SummingMergeTree engine¶
The engine inherits from MergeTree. The difference is that when merging data parts for SummingMergeTree
Data Sources, the database replaces all the rows with the same primary key with one row which contains summarized values for the columns with the numeric data type. If the sorting key is composed in a way that a single key value corresponds to large number of rows, this significantly reduces storage volume and speeds up data selection.
Remember that, if not specified, the ENGINE_PRIMARY_KEY
matches the ENGINE_SORTING_KEY
.
Use the SummingMergeTree engine together with MergeTree
. Store complete data in MergeTree
table, and use SummingMergeTree
for aggregated data storing. Such an approach prevents you from losing valuable data due to an incorrectly composed primary key.
AggregatingMergeTree is generally a better choice because it allows more operations and behaves similarly to SummingMergeTree.
Query clauses¶
When creating a SummingMergeTree
table, the same clauses as when creating a MergeTree
table are required.
Usage example¶
summing_merge_tree.datasource
SCHEMA > `key` UInt32, `value` UInt32 ENGINE "SummingMergeTree" ENGINE_SORTING_KEY "key"
$ cat fixtures/summt.csv key,value 1,1 1,2 2,1 $ tb datasource append summing_merge_tree fixtures/summt.csv $ tb sql "SELECT key, sum(value) FROM summing_merge_tree GROUP BY key" ┌─key─┬─sum(value)─┐ │ 1 │ 3 │ │ 2 │ 1 │ └─────┴────────────┘
Data Processing¶
When rows are inserted into a Data Source, they are saved as-is. SummingMergeTree engine merges the inserted parts of data periodically and this is when rows with the same primary key are summed and replaced with one for each resulting part of data.

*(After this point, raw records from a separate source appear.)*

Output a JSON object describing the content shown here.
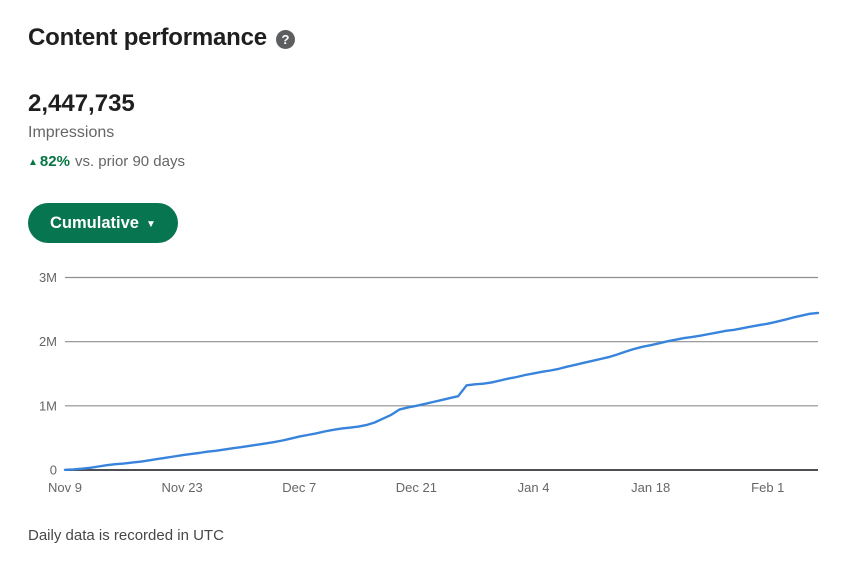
{
  "page": {
    "title": "Content performance",
    "help_glyph": "?",
    "footer_note": "Daily data is recorded in UTC"
  },
  "metric": {
    "value": "2,447,735",
    "label": "Impressions",
    "trend": {
      "arrow": "▲",
      "percent": "82%",
      "suffix": "vs. prior 90 days"
    }
  },
  "controls": {
    "view_mode": {
      "label": "Cumulative",
      "caret": "▼"
    }
  },
  "colors": {
    "accent-green": "#057642",
    "button-green": "#077550",
    "line-blue": "#3884dc",
    "grid-gray": "#8f8f8f",
    "axis-gray": "#4e4e52",
    "text-dark": "#1f1f1f",
    "text-gray": "#666666",
    "footer-gray": "#474747",
    "help-gray": "#5c5e60"
  },
  "chart_data": {
    "type": "line",
    "x_tick_days": [
      0,
      14,
      28,
      42,
      56,
      70,
      84
    ],
    "x_tick_labels": [
      "Nov 9",
      "Nov 23",
      "Dec 7",
      "Dec 21",
      "Jan 4",
      "Jan 18",
      "Feb 1"
    ],
    "x_range_days": [
      0,
      90
    ],
    "y_ticks": [
      0,
      1000000,
      2000000,
      3000000
    ],
    "y_tick_labels": [
      "0",
      "1M",
      "2M",
      "3M"
    ],
    "ylim": [
      0,
      3000000
    ],
    "grid": "horizontal",
    "legend": "none",
    "line_color": "#3884dc",
    "series": [
      {
        "name": "Impressions (cumulative)",
        "values": [
          3000,
          10000,
          20000,
          35000,
          55000,
          75000,
          90000,
          100000,
          115000,
          130000,
          150000,
          170000,
          190000,
          210000,
          230000,
          248000,
          265000,
          285000,
          300000,
          318000,
          338000,
          355000,
          375000,
          395000,
          415000,
          435000,
          460000,
          490000,
          520000,
          545000,
          570000,
          600000,
          625000,
          645000,
          660000,
          675000,
          700000,
          740000,
          800000,
          860000,
          945000,
          975000,
          1000000,
          1030000,
          1060000,
          1090000,
          1120000,
          1150000,
          1320000,
          1335000,
          1345000,
          1365000,
          1395000,
          1425000,
          1450000,
          1480000,
          1505000,
          1530000,
          1550000,
          1575000,
          1610000,
          1640000,
          1670000,
          1700000,
          1730000,
          1760000,
          1800000,
          1845000,
          1885000,
          1920000,
          1945000,
          1975000,
          2005000,
          2030000,
          2055000,
          2075000,
          2095000,
          2120000,
          2145000,
          2170000,
          2185000,
          2210000,
          2235000,
          2258000,
          2280000,
          2310000,
          2340000,
          2375000,
          2405000,
          2435000,
          2447735
        ]
      }
    ]
  }
}
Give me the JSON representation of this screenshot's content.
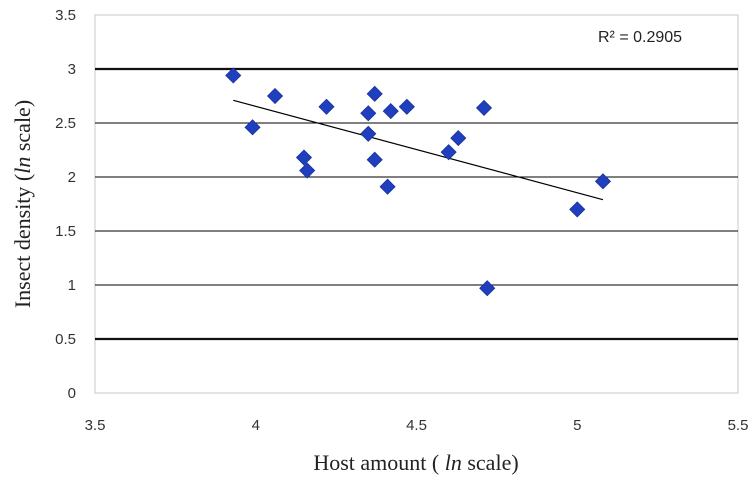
{
  "chart_data": {
    "type": "scatter",
    "title": "",
    "xlabel_parts": [
      "Host amount ( ",
      "ln",
      " scale)"
    ],
    "ylabel_parts": [
      "Insect density (",
      "ln",
      " scale)"
    ],
    "xlim": [
      3.5,
      5.5
    ],
    "ylim": [
      0,
      3.5
    ],
    "xticks": [
      "3.5",
      "4",
      "4.5",
      "5",
      "5.5"
    ],
    "yticks": [
      "0",
      "0.5",
      "1",
      "1.5",
      "2",
      "2.5",
      "3",
      "3.5"
    ],
    "grid": "horizontal",
    "annotation": "R² = 0.2905",
    "marker_color": "#1f3fbf",
    "points": [
      {
        "x": 3.93,
        "y": 2.94
      },
      {
        "x": 3.99,
        "y": 2.46
      },
      {
        "x": 4.06,
        "y": 2.75
      },
      {
        "x": 4.15,
        "y": 2.18
      },
      {
        "x": 4.16,
        "y": 2.06
      },
      {
        "x": 4.22,
        "y": 2.65
      },
      {
        "x": 4.35,
        "y": 2.59
      },
      {
        "x": 4.35,
        "y": 2.4
      },
      {
        "x": 4.37,
        "y": 2.77
      },
      {
        "x": 4.37,
        "y": 2.16
      },
      {
        "x": 4.41,
        "y": 1.91
      },
      {
        "x": 4.42,
        "y": 2.61
      },
      {
        "x": 4.47,
        "y": 2.65
      },
      {
        "x": 4.6,
        "y": 2.23
      },
      {
        "x": 4.63,
        "y": 2.36
      },
      {
        "x": 4.71,
        "y": 2.64
      },
      {
        "x": 4.72,
        "y": 0.97
      },
      {
        "x": 5.0,
        "y": 1.7
      },
      {
        "x": 5.08,
        "y": 1.96
      }
    ],
    "trendline": {
      "x": [
        3.93,
        5.08
      ],
      "y": [
        2.71,
        1.79
      ]
    }
  }
}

Merge process is async and trigger can't be controlled, i.e. the summation will be incomplete. Therefore when querying, the aggregate function sum()
and GROUP BY
clause should be used as described in the example above.
Common Rules for Summation¶
The values in the columns with the numeric data type are summarized. If the values were 0 in all of the columns for summation, the row is deleted. If the column isn't in the primary key and isn't summarized, an arbitrary value is selected from the existing ones.
The values aren't summarized for columns in the primary key.
Summation in the Aggregatefunction Columns¶
For columns of the AggregateFunction type, SummingMergeTree engine behaves as the AggregatingMergeTree engine, aggregating according to the function.
Settings¶
For a list of supported settings, see Engine settings.